I was invited back to The Heritage Foundation’s Daily Signal Podcast, hosted by Virginia Allen, to revisit the ‘cancel culture’ events at Cornell Law School directed at me starting last June, 2020.

I first appeared on The Daily Signal Podcast on July 1, 2020, when events were fresh and in progress, so this was a chance to bring events forward, to assess where things stand, and to look to what the future may hold.

You can listen to the audio (also below) and read the transcription at The Daily Signal, Law Professor Speaks Out After Being Shamed for Writing Honest History of BLM.

The interview is almost 30 minutes. You’ll either find the interview riveting and spellbinding, or you’ll view it as 30 minutes of your life you’ll never get back.

My portion starts at the 7:40 mark (scroll below to listen on this page or click here to jump ahead in a new window]:

Partial transcript (full transcript at The Daily Signal):

Allen: Well, obviously, it’s so encouraging that you do still have a job that students, even though they were being pressured by these 15 student groups to boycott your class, your classes were full. Students wanted to get your perspective to hear what you had to say in your classes.

But obviously, that kind of situation, it takes a toll on anyone when you are put in this position of being attacked from all sides. And like you say, there’s individuals who you thought were your friends who are not even coming to you to ask for your perspective, but are running straight to the paper.

How do you feel like this whole situation impacted you personally?

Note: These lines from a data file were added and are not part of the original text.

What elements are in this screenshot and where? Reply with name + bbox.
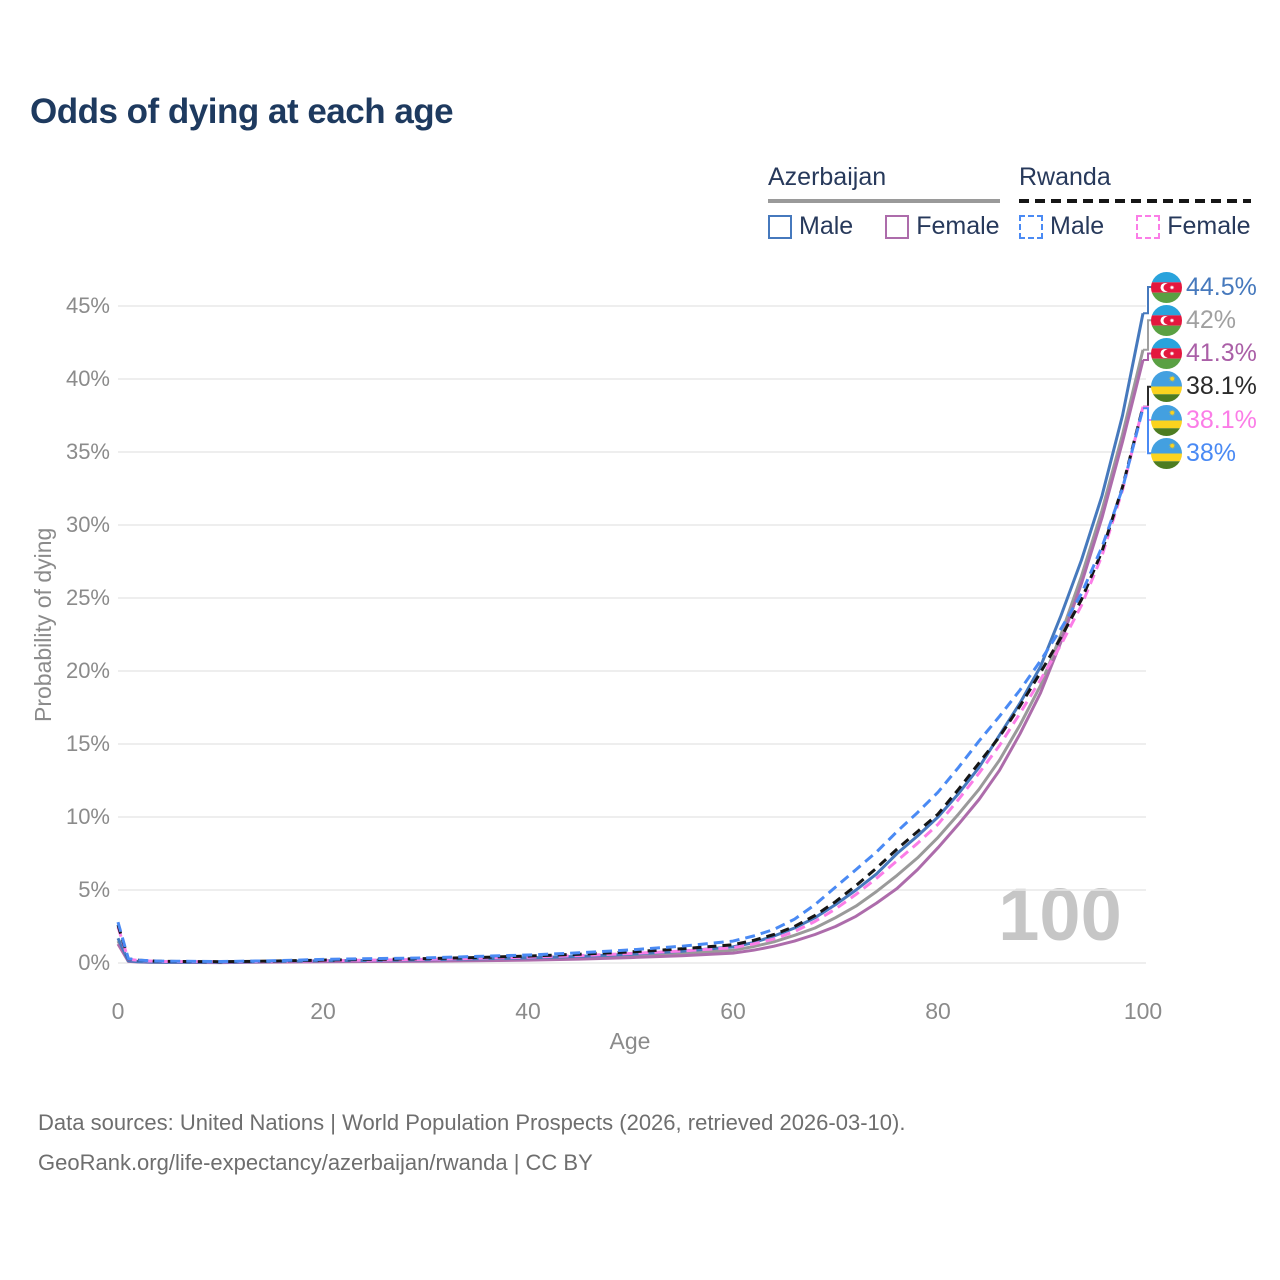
end-label-value: 38.1% bbox=[1186, 405, 1257, 434]
azerbaijan-combined-series-swatch bbox=[768, 199, 1000, 203]
y-tick-label: 5% bbox=[78, 877, 110, 902]
azerbaijan-flag-icon bbox=[1151, 338, 1182, 369]
leader-line-azerbaijan-all bbox=[1143, 319, 1152, 351]
x-tick-label: 80 bbox=[925, 998, 951, 1024]
legend-rwanda-header[interactable]: Rwanda bbox=[1019, 163, 1251, 203]
y-tick-label: 0% bbox=[78, 950, 110, 975]
legend-rwanda-female-label: Female bbox=[1167, 212, 1251, 240]
legend-azerbaijan-title: Azerbaijan bbox=[768, 163, 887, 191]
azerbaijan-female-swatch bbox=[885, 214, 910, 239]
end-label-azerbaijan-all: 42% bbox=[1151, 304, 1236, 336]
x-tick-label: 0 bbox=[111, 998, 125, 1024]
legend-group-rwanda: Rwanda Male Female bbox=[1019, 163, 1251, 241]
end-label-rwanda-male: 38% bbox=[1151, 437, 1236, 469]
end-label-value: 38% bbox=[1186, 438, 1237, 467]
legend-azerbaijan-female-label: Female bbox=[916, 212, 1000, 240]
series-rwanda-all-line[interactable] bbox=[116, 406, 1145, 964]
azerbaijan-flag-icon bbox=[1151, 304, 1182, 336]
x-tick-label: 20 bbox=[310, 998, 336, 1024]
legend-azerbaijan-header[interactable]: Azerbaijan bbox=[768, 163, 1000, 203]
legend-group-azerbaijan: Azerbaijan Male Female bbox=[768, 163, 1000, 241]
rwanda-female-swatch bbox=[1136, 214, 1161, 239]
end-label-rwanda-all: 38.1% bbox=[1151, 371, 1257, 403]
attribution-link-text[interactable]: GeoRank.org/life-expectancy/azerbaijan/r… bbox=[38, 1150, 593, 1175]
legend-azerbaijan-male-label: Male bbox=[799, 212, 854, 240]
legend-azerbaijan-female[interactable]: Female bbox=[885, 212, 1000, 241]
y-axis-title: Probability of dying bbox=[30, 527, 56, 723]
x-tick-label: 40 bbox=[515, 998, 541, 1024]
rwanda-combined-series-swatch bbox=[1019, 199, 1251, 203]
rwanda-flag-icon bbox=[1151, 437, 1182, 469]
y-tick-label: 40% bbox=[65, 366, 110, 391]
end-label-rwanda-female: 38.1% bbox=[1151, 404, 1257, 436]
end-label-value: 38.1% bbox=[1186, 372, 1257, 401]
y-tick-label: 30% bbox=[65, 512, 110, 537]
leader-line-azerbaijan-male bbox=[1143, 286, 1152, 315]
rwanda-male-swatch bbox=[1019, 214, 1043, 239]
end-label-value: 41.3% bbox=[1186, 339, 1257, 367]
end-label-azerbaijan-male: 44.5% bbox=[1151, 271, 1257, 303]
series-azerbaijan-female-line[interactable] bbox=[116, 359, 1145, 965]
x-tick-label: 100 bbox=[1123, 998, 1163, 1024]
leader-line-azerbaijan-female bbox=[1143, 352, 1152, 361]
rwanda-flag-icon bbox=[1151, 371, 1182, 403]
end-label-value: 42% bbox=[1186, 305, 1237, 334]
page-title: Odds of dying at each age bbox=[30, 92, 454, 131]
series-rwanda-female-line[interactable] bbox=[116, 406, 1145, 964]
y-tick-label: 25% bbox=[65, 585, 110, 610]
legend-rwanda-male-label: Male bbox=[1050, 212, 1105, 240]
legend-rwanda-male[interactable]: Male bbox=[1019, 212, 1104, 241]
x-axis-title: Age bbox=[609, 1028, 651, 1054]
legend-rwanda-female[interactable]: Female bbox=[1136, 212, 1251, 241]
x-tick-label: 60 bbox=[720, 998, 746, 1024]
leader-line-rwanda-male bbox=[1143, 407, 1152, 455]
data-sources-text: Data sources: United Nations | World Pop… bbox=[38, 1110, 906, 1135]
legend-azerbaijan-male[interactable]: Male bbox=[768, 212, 853, 241]
series-azerbaijan-all-line[interactable] bbox=[116, 349, 1145, 964]
y-tick-label: 10% bbox=[65, 804, 110, 829]
y-tick-label: 35% bbox=[65, 439, 110, 464]
y-tick-label: 20% bbox=[65, 658, 110, 683]
rwanda-flag-icon bbox=[1151, 404, 1182, 436]
y-tick-label: 15% bbox=[65, 731, 110, 756]
legend-rwanda-title: Rwanda bbox=[1019, 163, 1111, 191]
azerbaijan-male-swatch bbox=[768, 214, 792, 239]
age-indicator-watermark: 100 bbox=[998, 873, 1122, 956]
azerbaijan-flag-icon bbox=[1151, 271, 1182, 303]
end-label-azerbaijan-female: 41.3% bbox=[1151, 338, 1257, 370]
series-rwanda-male-line[interactable] bbox=[116, 407, 1145, 963]
series-azerbaijan-male-line[interactable] bbox=[116, 313, 1145, 964]
end-label-value: 44.5% bbox=[1186, 272, 1257, 301]
y-tick-label: 45% bbox=[65, 293, 110, 318]
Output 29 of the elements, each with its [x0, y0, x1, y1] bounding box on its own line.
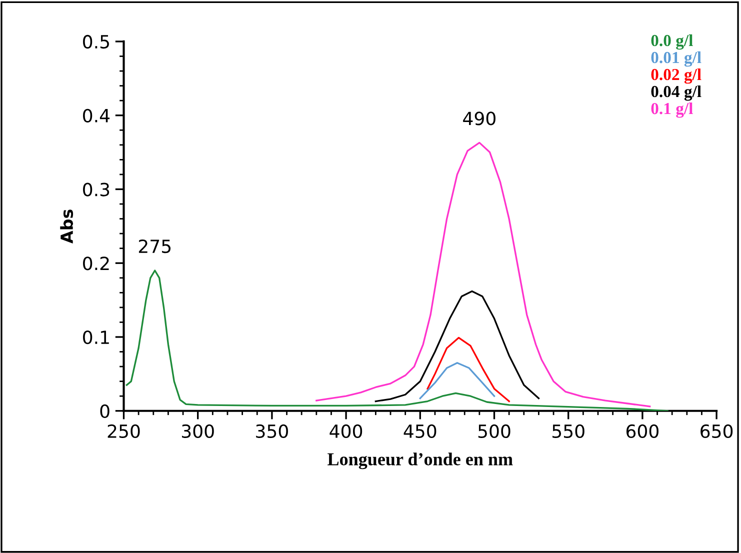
x-tick-label: 450	[404, 424, 436, 438]
line-series	[426, 336, 510, 402]
y-tick-label: 0	[100, 404, 110, 418]
text: 0.01 g/l	[651, 51, 702, 67]
line-series	[126, 270, 668, 411]
text: 0.02 g/l	[651, 68, 702, 84]
x-tick-label: 350	[256, 424, 288, 438]
y-tick-label: 0.5	[83, 34, 109, 49]
x-tick-label: 600	[626, 424, 658, 438]
x-tick-label: 400	[330, 424, 362, 438]
y-tick-label: 0.2	[83, 256, 109, 270]
text: 0.04 g/l	[651, 85, 702, 101]
x-tick-label: 250	[108, 424, 140, 438]
y-axis-title: Abs	[60, 210, 74, 244]
x-axis-title: Longueur d’onde en nm	[328, 452, 513, 470]
x-tick-label: 300	[182, 424, 214, 438]
y-tick-label: 0.4	[83, 108, 110, 122]
line-series	[374, 290, 540, 402]
line-series	[316, 142, 651, 408]
text: 0.0 g/l	[651, 34, 693, 50]
y-tick-label: 0.1	[83, 330, 109, 344]
text: 0.1 g/l	[651, 102, 693, 118]
annotation: 275	[138, 239, 171, 254]
line-series	[419, 362, 496, 400]
y-tick-label: 0.3	[83, 182, 110, 196]
annotation: 490	[463, 112, 496, 126]
x-tick-label: 500	[478, 424, 510, 438]
x-tick-label: 650	[700, 424, 733, 438]
x-tick-label: 550	[552, 424, 584, 438]
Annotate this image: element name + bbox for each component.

Jacobson: Well, I don’t want to downplay the stress. It was extremely stressful because I didn’t know how it would play out when it first started. And I’d seen these other professors who even if they didn’t get fired, were really turned into pariahs on their campuses, couldn’t walk alone because students would harass them, had protesters outside their houses.

There was somebody at University of Central Florida where they actually showed up at his house to protest. So I didn’t really know, but I will tell you, it was extraordinarily stressful for a while. …

I think it would have turned out differently if I didn’t have job protection….

I think that my situation is, I don’t technically have tenure because clinical faculty at Cornell University, regardless of which school they’re in, cannot have tenure. So at the law school, I have something that the American Bar Association requires, which is called “job security reasonably equivalent of tenure.”

And what that means is, presumptively renewable, five-year contracts. That’s the equivalent of tenure, where your contract rolls over for another five years unless they have good cause to not renew it.

Mine is up in a year and a half and I am fully expecting that fight and that battle because I think a lot of the faculty members who signed this malicious statement against me are going to try to sabotage me. So it’s not over by any means. But right now it’s a little bit quiet, but I think it’s probably a little bit of calm before the next storm.

Allen: Did any of your colleagues or the dean or even any of the students that had spoken out against you, written those emails, did any of them come to you and say, “Hey, maybe I still agree with what I wrote, but I should have at least talked with you first”? Or was there any sort of attempt to reach out and say, “All right. We do kind of see your side and maybe we should have handled it a little bit differently”?

Jacobson: Not a one. Not a single person.

Allen: Wow.

Jacobson: And the dean has caught a lot of flak. The National Association of Scholars wrote a scathing open letter, demanding that he retract the statement against me. As far as I know, he’s not responded to that.

The faculty who signed the letter were excoriated by professor Jonathan Turley in a column at his website over the summer, which got many, many thousands of shares. It went semi-viral in which he completely excoriated them for damaging, not just free speech in a technical First Amendment sense, but the ethos of free exchange of ideas that’s supposed to take place in higher education….

Of course, I’ve been completely vindicated substantively on the Black Lives Matter movement since then….

* * *

Allen: Great. So, why stay? Why do you feel that you want to continue to fight to be a professor and that conservative holdout at Cornell?

Jacobson: That’s a good question. I think the answer is rather simple: I want to leave on my terms when I want to leave. And I have no plans to leave right now. I had no plans to leave right now and I don’t see why I should be forced to change my life because they are so intolerant and they are so malicious.

Why should I have to do that? Why don’t they leave? If they don’t like having me in the building, they can leave if they don’t like it, but I’m not going to leave. I’m not going to leave voluntarily. And if they do try to interfere in the renewal of my contract in a year and a half, I will take them to court over it.

* * *

If you remember, there was something within Washington, D.C., where a woman was sitting at a table and there’s a very famous short video clip and photos of a group surrounding her, screaming at her while she’s sitting at the table at this restaurant, and pointing their fingers inches from her face. And that to me epitomizes what it’s like to go through this.

And the reason they were doing that is she refused to, essentially, pledge allegiance to the Black Lives Matter movement on the spot when she was sitting there at a restaurant.

When you have that, when you’re going through that, it’s really, in many ways, an out-of-body experience. And it is very hard to keep your head in those situations. Fortunately, I did.